Vulnerabilidad masculina.


    De toda esa profunda huella que la enfermedad, compañera inseparable de la guerra, dejó en nuestra demografía, una parte corresponde a los soldados muertos por enfermedades contraídas en las trincheras y a los prisioneros que sufrieron igual suerte en el cautiverio. Su número resulta difícil de determinar, porque no se ha publicado ningún trabajo que permita conjeturar su cuantía, pero la estadística puede ofrecer la posibilidad, por lo menos, de establecer el límite máximo que, en el peor de los casos, pudo alcanzar; resulta evidente que los soldados y prisioneros fallecidos pertenecían, en su casi totalidad, al sexo masculino, y su desaparición tuvo que producir, como efecto primario, la elevación relativa del número de varones muertos por causas naturales, y, por lo tanto, el procedimiento para llegar a una primera evaluación será el de medir la sobremortalidad masculina dentro del total de muertes naturales. Como era de esperar, la proporción de varones muertos aumenta a partir de 1936, pero de forma muy moderada. Esta, que fue en 1934 de 50,79 por 100, sube en 1935 al 50,89, y su suave crecimiento se mantiene hasta 1937, ya en plena guerra; en 1938 alcanza un máximo con la relación de 51,55 a 48,45, para descender hasta 1940, en que asciende de nuevo, para llegar a su nivel máximo en 1941, en el que los varones muertos son nada menos que el 53,87 por 100, porcentaje muy superior al de cualquier año anterior o posterior. La normalidad se restablece en 1943, aunque en los años 45 y 46 se produce un nuevo empeoramiento pasajero del que se sale definitivamente en 1947. Movimiento normal y paralelo al que sufre la mortalidad general.
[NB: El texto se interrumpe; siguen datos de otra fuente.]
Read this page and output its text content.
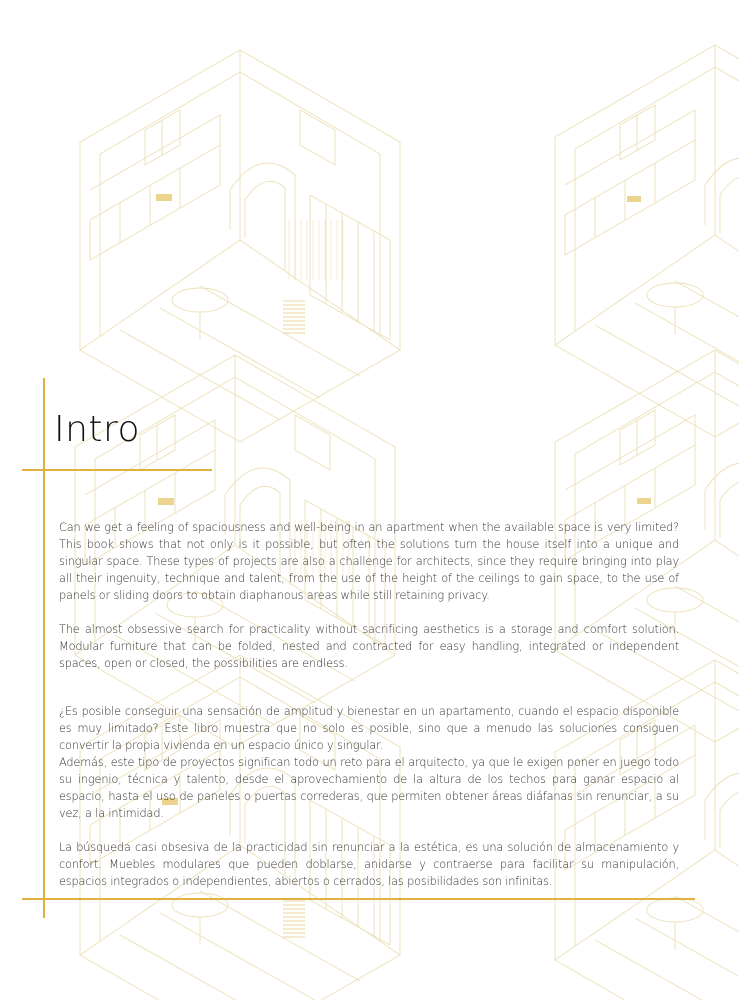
Intro

Can we get a feeling of spaciousness and well-being in an apartment when the available space is very limited? This book shows that not only is it possible, but often the solutions turn the house itself into a unique and singular space. These types of projects are also a challenge for architects, since they require bringing into play all their ingenuity, technique and talent, from the use of the height of the ceilings to gain space, to the use of panels or sliding doors to obtain diaphanous areas while still retaining privacy.

The almost obsessive search for practicality without sacrificing aesthetics is a storage and comfort solution. Modular furniture that can be folded, nested and contracted for easy handling, integrated or independent spaces, open or closed, the possibilities are endless.

¿Es posible conseguir una sensación de amplitud y bienestar en un apartamento, cuando el espacio disponible es muy limitado? Este libro muestra que no solo es posible, sino que a menudo las soluciones consiguen convertir la propia vivienda en un espacio único y singular.

Además, este tipo de proyectos significan todo un reto para el arquitecto, ya que le exigen poner en juego todo su ingenio, técnica y talento, desde el aprovechamiento de la altura de los techos para ganar espacio al espacio, hasta el uso de paneles o puertas correderas, que permiten obtener áreas diáfanas sin renunciar, a su vez, a la intimidad.

La búsqueda casi obsesiva de la practicidad sin renunciar a la estética, es una solución de almacenamiento y confort. Muebles modulares que pueden doblarse, anidarse y contraerse para facilitar su manipulación, espacios integrados o independientes, abiertos o cerrados, las posibilidades son infinitas.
    Si después del 18 de julio de 1936 las defunciones de varones se hubieran mantenido al nivel de 1935, habrían muerto durante la guerra 20.124 hombres menos de los que efectivamente fallecieron, y esa cifra señala, por lo tanto, un máximo absoluto en las posibles
bajas definitivas por enfermedad de los soldados de ambos bandos y de los prisioneros y encarcelados por unos y otros. Naturalmente, la cifra real debe ser muy inferior, porque no debemos olvidar que la sobremortalidad afectó en especial a niños menores de cinco años y que de ellos la fracción más importante fue la varonil. También creció notablemente el número de defunciones entre los ancianos, con desventaja para el sexo masculino, pues ya es sabido que cuando la enfermedad azota a un país, las mujeres, y muy especialmente las niñas, soportan su ataque mucho mejor que los varones y los niños. Todo ello nos lleva a opinar que la cifra aceptable debe oscilar alrededor de los 10.000, que aún se me antoja exagerada.


    Siguiendo un análisis paralelo, en los años de la posguerra fueron 39.378 los varones que murieron por encima de los que se calculaban, y de ellos 27.760, el 70,41 por 100, murieron en el tétrico año 1941, confirmando de esta manera la enorme vulnerabilidad del sexo fuerte, pero dejándonos en la mayor incertidumbre en cuanto al número de los que perecieron en cárceles y campos de trabajo. Ahora bien, teniendo en cuenta que la población reclusa en 1941 la constituían l59.392 personas, de las que 155.851 eran varones, puede aceptarse que, en conjunto, aun suponiendo que la mortalidad entre éstos llegara a ser del 20 por l .000,
enormemente alta, no resulta verosímil aceptar una cifra superior a las 5.000 defunciones para los años de posguerra. En total, y siempre por exceso, podemos calcular que fueron alrededor de 15.000 los soldados y prisioneros fallecidos por enfermedad.